WER numbers, particularly for high-accuracy speech recognition systems, can be misleading and do not always correspond to human perceptions of correctness. For humans, differences in accuracy levels between 90 and 99% are often difficult to distinguish.
Interprefy has developed a proprietary and language-specific ASR error metric called Perceived WER. This metric only counts errors that affect human understanding of the speech and not all errors. Perceived errors are usually lower than WER, sometimes even as much as 50%. A perceived WER of 5-8% is usually hardly noticeable to the user.
The chart below shows the difference between WER and Perceived WER for a highly accurate ASR system. Note the difference in performance for different data sets (S0-S4) of the same language.
As shown in the graph, the perceived WER by humans is often substantially better than the statistical WER.
The chart below illustrates differences in accuracy between various ASR systems working on the same speech data set in a certain language using Perceived WER.
We've seen an accuracy of 97% for our automatic captions thanks to the combination of our unique technical solution and the care we take for our customers.
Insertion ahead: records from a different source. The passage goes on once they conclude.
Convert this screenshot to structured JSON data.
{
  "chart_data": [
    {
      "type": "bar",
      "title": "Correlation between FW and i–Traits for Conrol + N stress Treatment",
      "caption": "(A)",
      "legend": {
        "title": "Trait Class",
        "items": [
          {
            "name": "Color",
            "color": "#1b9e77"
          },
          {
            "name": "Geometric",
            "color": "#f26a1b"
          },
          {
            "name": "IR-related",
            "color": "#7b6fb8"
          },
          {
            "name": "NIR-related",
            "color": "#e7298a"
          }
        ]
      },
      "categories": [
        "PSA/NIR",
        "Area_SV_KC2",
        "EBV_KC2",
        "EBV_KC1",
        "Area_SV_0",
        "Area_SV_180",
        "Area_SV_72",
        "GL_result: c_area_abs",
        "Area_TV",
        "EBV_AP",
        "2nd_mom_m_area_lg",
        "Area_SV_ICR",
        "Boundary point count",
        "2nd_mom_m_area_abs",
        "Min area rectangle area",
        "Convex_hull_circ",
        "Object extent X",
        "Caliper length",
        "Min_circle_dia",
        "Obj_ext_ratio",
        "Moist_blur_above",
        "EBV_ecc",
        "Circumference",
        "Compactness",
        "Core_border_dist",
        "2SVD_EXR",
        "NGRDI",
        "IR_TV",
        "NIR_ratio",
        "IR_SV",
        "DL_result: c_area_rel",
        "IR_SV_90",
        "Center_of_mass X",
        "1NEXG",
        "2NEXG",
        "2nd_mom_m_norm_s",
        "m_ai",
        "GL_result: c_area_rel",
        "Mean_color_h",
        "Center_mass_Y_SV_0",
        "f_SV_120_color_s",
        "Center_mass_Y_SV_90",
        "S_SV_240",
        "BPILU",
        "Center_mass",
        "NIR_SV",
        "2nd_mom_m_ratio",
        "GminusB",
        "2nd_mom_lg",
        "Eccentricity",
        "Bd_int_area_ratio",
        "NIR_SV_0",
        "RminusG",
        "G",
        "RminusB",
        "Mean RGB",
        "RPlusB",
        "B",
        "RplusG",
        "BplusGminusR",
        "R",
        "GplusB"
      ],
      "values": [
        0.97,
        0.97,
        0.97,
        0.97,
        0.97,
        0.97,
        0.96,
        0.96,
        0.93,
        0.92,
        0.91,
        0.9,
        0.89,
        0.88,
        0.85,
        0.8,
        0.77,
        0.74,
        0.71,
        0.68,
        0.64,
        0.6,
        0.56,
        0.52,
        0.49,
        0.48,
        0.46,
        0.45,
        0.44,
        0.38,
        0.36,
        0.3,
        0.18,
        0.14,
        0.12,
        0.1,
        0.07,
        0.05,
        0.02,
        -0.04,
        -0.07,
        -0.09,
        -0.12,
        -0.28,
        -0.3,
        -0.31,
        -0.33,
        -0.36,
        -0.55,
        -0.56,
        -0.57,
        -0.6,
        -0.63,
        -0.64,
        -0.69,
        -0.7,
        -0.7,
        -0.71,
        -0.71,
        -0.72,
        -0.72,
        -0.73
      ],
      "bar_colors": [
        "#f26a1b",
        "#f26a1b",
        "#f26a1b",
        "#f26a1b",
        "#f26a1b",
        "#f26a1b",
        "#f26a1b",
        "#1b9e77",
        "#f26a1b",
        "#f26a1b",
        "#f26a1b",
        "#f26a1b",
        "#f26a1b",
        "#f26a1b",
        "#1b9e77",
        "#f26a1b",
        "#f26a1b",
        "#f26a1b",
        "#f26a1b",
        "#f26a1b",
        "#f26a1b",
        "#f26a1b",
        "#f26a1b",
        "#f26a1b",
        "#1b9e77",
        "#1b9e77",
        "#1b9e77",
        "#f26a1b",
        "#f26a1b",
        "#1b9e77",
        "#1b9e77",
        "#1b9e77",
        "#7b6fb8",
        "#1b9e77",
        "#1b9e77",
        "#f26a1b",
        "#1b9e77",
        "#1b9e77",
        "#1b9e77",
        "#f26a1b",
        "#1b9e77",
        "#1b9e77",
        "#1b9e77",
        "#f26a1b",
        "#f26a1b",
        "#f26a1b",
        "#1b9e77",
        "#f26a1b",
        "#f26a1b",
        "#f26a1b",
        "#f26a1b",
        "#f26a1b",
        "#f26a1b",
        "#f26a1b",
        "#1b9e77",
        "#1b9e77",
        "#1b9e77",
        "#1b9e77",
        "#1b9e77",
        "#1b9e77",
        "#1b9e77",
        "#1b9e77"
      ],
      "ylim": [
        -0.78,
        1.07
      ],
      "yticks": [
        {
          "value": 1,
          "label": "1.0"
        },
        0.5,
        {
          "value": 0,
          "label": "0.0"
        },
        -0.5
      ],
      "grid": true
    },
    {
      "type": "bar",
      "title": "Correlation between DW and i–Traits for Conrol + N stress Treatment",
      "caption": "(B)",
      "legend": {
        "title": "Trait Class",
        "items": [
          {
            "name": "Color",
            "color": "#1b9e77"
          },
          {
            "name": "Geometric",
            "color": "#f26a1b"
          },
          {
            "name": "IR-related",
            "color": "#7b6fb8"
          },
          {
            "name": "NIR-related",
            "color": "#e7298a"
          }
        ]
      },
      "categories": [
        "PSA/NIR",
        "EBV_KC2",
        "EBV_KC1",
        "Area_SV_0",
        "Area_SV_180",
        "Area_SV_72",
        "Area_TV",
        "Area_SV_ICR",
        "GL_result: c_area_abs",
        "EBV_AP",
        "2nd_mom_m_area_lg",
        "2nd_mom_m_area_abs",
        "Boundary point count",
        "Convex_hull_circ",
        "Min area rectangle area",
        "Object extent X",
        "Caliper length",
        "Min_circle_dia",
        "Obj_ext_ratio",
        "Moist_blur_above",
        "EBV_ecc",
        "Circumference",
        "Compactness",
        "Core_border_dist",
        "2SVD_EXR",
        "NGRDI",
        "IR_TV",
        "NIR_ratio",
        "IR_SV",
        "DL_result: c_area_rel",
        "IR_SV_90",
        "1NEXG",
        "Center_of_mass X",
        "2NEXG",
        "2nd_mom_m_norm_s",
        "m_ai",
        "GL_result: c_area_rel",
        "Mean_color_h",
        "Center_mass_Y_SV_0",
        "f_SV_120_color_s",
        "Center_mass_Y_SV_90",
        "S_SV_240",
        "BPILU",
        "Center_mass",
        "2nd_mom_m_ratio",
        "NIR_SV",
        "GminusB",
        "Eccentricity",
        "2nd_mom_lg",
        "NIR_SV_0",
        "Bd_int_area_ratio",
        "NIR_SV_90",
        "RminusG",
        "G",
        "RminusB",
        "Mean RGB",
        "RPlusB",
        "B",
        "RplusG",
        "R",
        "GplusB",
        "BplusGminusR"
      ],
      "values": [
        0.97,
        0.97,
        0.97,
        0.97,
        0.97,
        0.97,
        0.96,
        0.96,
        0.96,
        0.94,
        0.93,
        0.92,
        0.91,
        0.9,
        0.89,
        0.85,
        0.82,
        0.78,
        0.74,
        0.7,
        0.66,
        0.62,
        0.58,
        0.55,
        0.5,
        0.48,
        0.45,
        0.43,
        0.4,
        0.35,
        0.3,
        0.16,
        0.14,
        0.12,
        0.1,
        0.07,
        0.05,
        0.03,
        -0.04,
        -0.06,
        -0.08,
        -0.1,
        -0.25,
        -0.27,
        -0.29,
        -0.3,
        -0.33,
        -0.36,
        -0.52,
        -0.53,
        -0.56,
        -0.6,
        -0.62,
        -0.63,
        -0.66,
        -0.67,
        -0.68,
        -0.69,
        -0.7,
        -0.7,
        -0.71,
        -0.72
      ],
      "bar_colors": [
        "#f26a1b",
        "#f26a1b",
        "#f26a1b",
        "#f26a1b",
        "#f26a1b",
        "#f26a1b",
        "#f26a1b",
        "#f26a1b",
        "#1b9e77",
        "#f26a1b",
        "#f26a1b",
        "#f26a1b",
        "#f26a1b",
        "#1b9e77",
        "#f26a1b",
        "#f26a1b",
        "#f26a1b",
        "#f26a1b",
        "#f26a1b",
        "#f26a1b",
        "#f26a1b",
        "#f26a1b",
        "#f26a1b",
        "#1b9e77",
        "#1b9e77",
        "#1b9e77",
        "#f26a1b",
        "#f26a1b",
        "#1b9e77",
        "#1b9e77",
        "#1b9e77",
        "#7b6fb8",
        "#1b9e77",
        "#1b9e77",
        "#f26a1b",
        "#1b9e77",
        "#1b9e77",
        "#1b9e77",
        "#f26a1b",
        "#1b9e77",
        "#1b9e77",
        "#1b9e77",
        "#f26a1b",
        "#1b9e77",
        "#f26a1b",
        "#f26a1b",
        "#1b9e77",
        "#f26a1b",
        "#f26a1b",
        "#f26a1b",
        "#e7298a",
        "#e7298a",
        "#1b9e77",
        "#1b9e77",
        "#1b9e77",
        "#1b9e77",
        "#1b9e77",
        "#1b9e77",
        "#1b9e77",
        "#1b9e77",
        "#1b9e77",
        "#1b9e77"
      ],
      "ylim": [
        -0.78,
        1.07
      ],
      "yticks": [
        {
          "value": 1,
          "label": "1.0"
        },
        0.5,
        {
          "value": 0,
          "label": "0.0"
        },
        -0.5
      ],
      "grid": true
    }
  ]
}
Alexander Davydov, Head of AI Delivery at Interprefy
If you're looking to have highly accurate automatic captions during an event, there are three key things you should consider:
Use a best-in-class solution
Instead of choosing any out-of-the-box engine to cover all languages, go for a provider who utilises the best available engine for each language in your event.
Optimise the engine
Choose a vendor who can supplement the AI with a bespoke dictionary to guarantee that brand names, odd names, and acronyms are appropriately captured.
Ensure high-quality audio input
If the audio input is bad, the ASR system will not be able to achieve output quality. Make sure, the speech can be captured loud and clearly.